Nerra only grinned his sharp-toothed grin in response. Khalash grimaced. So the Clan Bladetooth, having learned that they could not defeat Clan Strong, had turned their sights elsewhere. Clan Bladetooth were thieves, scavengers and murderers. They saw no value in creating for themselves what they could simply take from others. All Clans made war from time to time, usually over territory, but for Bladetooth it was a way of life.

“Clan Bladetooth, too is otherwise engaged,” Nerra grinned. There was a rumble from the chief of Clan Thunder, somewhere between a growl and a stormcloud’s warning. He uncrossed his arms and his hands were fists. Nerra merely continued to grin.

Khalash held up a hand in warning.

“Not here,” he said. “Peace between the stones.”

A snarl hooked Rook’s lips but he took a deep breath and relented, though his eyes promised murder to the chief of Clan Bladetooth.

“What of Clan Strong?” Charrah of the Clan Fire-Watcher asked. “Will they keep to their oaths? Will they protect the Forbidden Place?”

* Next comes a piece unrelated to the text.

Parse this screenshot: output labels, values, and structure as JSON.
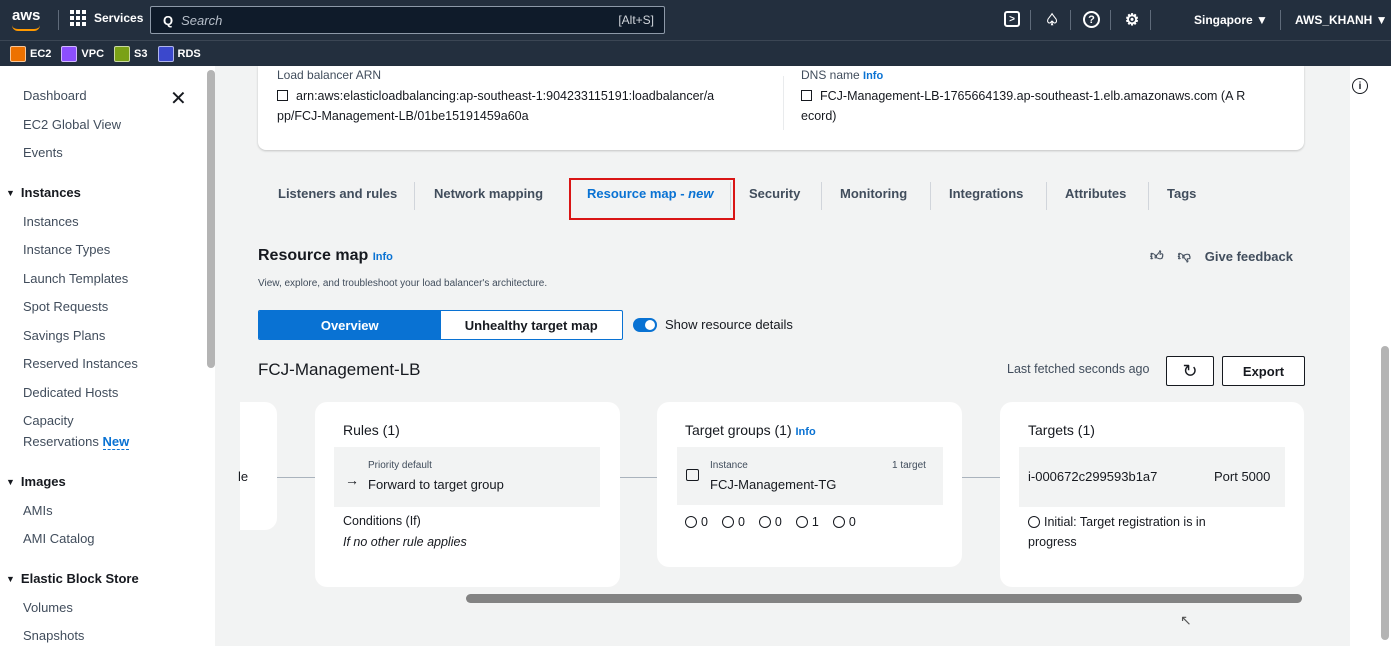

Now Nerra was interested, his sharp little eyes needling into Khalash’s skin like stinging insects. For years Clan Bladetooth had tested Clan Strong’s defenses and Khalash knew that each time he turned them back, their chief had only grown more determined for victory. If all their warriors went to the Forbidden Place, there was not a doubt in his mind that Nerra would remove his forces from Clan Thunder’s lands and turn them straight towards Clan Strong instead.

Still, he could not refuse the call. He took the oath to keep the old pacts when he became chief. He had the dream.

“I will go alone,” he said, finally.

Ammonita could protect the village. Her wikka powers had made her strong and she kept a cool head. She should be a match for Nerra and his Shadows.

The others nodded. Having the chief of Clan Strong himself in the battle considerably increased their odds, even against so powerful an enemy as the Iron.

Nerra only smiled his sharp little smile and his bright eyes glinted.